Physicists are exploring a quantum-mechanical approach to making smaller radio wave detectors.
Physicists have created a new type of radar that could help improve underground imaging, using a cloud of atoms in a glass cell to detect reflected radio waves. The radar is a type of quantum sensor, an emerging technology that uses the quantum-mechanical properties of objects as measurement devices. It’s still a prototype, but its intended use is to image buried objects in situations such as constructing underground utilities, drilling wells for natural gas, and excavating archaeological sites.
Like conventional radar, the device sends out radio waves, which reflect off nearby objects. Measuring the time it takes the reflected waves to return makes it possible to determine where an object is.
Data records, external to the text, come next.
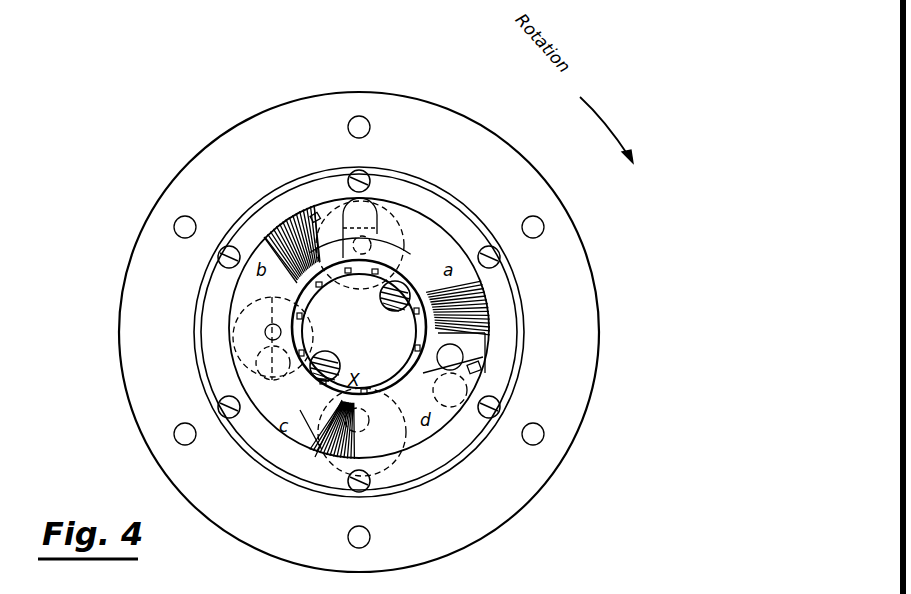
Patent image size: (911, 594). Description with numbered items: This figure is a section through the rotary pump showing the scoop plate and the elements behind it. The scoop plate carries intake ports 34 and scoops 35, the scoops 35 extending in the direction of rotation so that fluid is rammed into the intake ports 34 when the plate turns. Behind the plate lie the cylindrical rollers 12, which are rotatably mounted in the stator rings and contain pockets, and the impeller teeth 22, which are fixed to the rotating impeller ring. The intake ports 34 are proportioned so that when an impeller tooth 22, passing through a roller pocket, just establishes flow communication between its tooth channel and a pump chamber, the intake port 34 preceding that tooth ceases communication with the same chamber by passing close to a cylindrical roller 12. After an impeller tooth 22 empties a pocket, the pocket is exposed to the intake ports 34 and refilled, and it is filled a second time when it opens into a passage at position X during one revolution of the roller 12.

The cylindrical rollers 12 is at (387, 232).
The impeller teeth 22 is at (380, 230).
The intake ports 34 is at (315, 214).
The scoops 35 is at (302, 262).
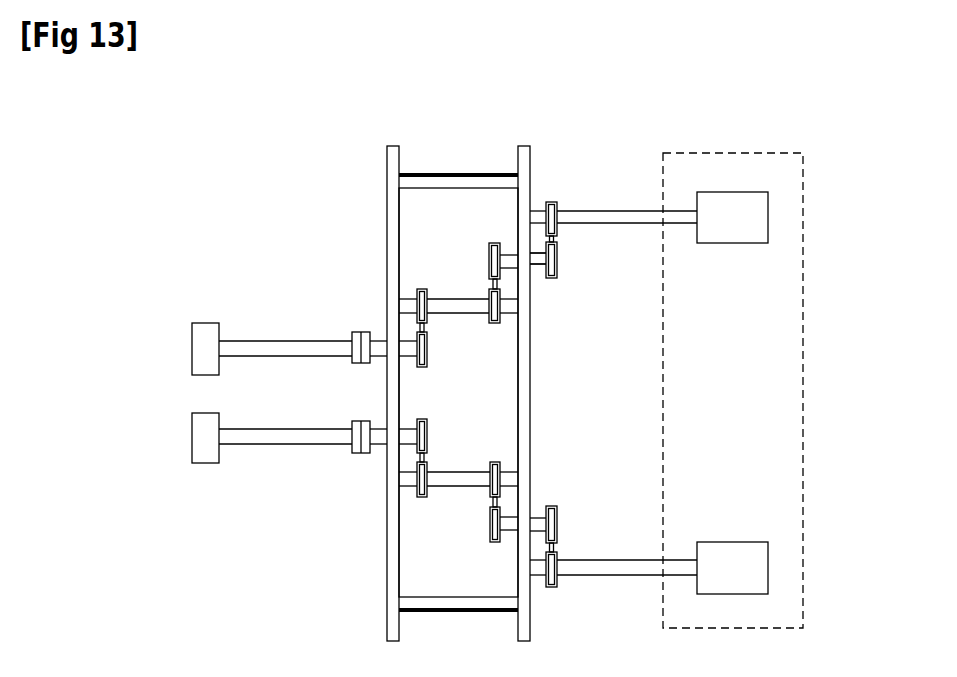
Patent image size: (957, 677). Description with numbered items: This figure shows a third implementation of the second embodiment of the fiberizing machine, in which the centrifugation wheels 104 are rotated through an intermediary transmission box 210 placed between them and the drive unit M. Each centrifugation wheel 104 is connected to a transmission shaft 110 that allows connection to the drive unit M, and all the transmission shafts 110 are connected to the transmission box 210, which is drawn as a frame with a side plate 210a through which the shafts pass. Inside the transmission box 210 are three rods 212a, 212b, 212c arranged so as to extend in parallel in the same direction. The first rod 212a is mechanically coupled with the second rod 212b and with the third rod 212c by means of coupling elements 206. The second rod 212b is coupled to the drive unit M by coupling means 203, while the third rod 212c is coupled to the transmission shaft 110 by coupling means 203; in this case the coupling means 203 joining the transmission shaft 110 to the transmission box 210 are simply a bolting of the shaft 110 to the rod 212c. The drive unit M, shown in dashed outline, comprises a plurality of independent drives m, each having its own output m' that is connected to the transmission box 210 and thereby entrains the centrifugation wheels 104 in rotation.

The centrifugation wheel 104 is at (207, 328).
The transmission shaft 110 is at (279, 340).
The coupling means 203 is at (360, 319).
The coupling elements 206 is at (516, 286).
The transmission box 210 is at (454, 146).
The side plate of gear box 210a is at (524, 151).
The first rod 212a is at (462, 295).
The second rod 212b is at (536, 267).
The third rod 212c is at (410, 349).
The drive unit M is at (727, 139).
The drive m is at (732, 393).
The output m' is at (613, 363).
In conventional radar, the reflected waves are detected using a large antenna, among other receiver components. But in this new device, the reflected waves are registered by detecting the interactions between the returning waves and the atom cloud.
The current incarnation of the radar is still bulky, as the researchers have kept it connected to components on an optical table for ease of testing. But they think their quantum radar could be significantly smaller than conventional designs. “Instead of having this sizable metal structure to receive the signal, we now can use this small glass cell of atoms that can be about a centimeter in size,” says Matthew Simons, a physicist at the National Institute of Standards and Technology (NIST), who was a member of the research team. NIST also worked with the defense contractor RTX to develop the radar.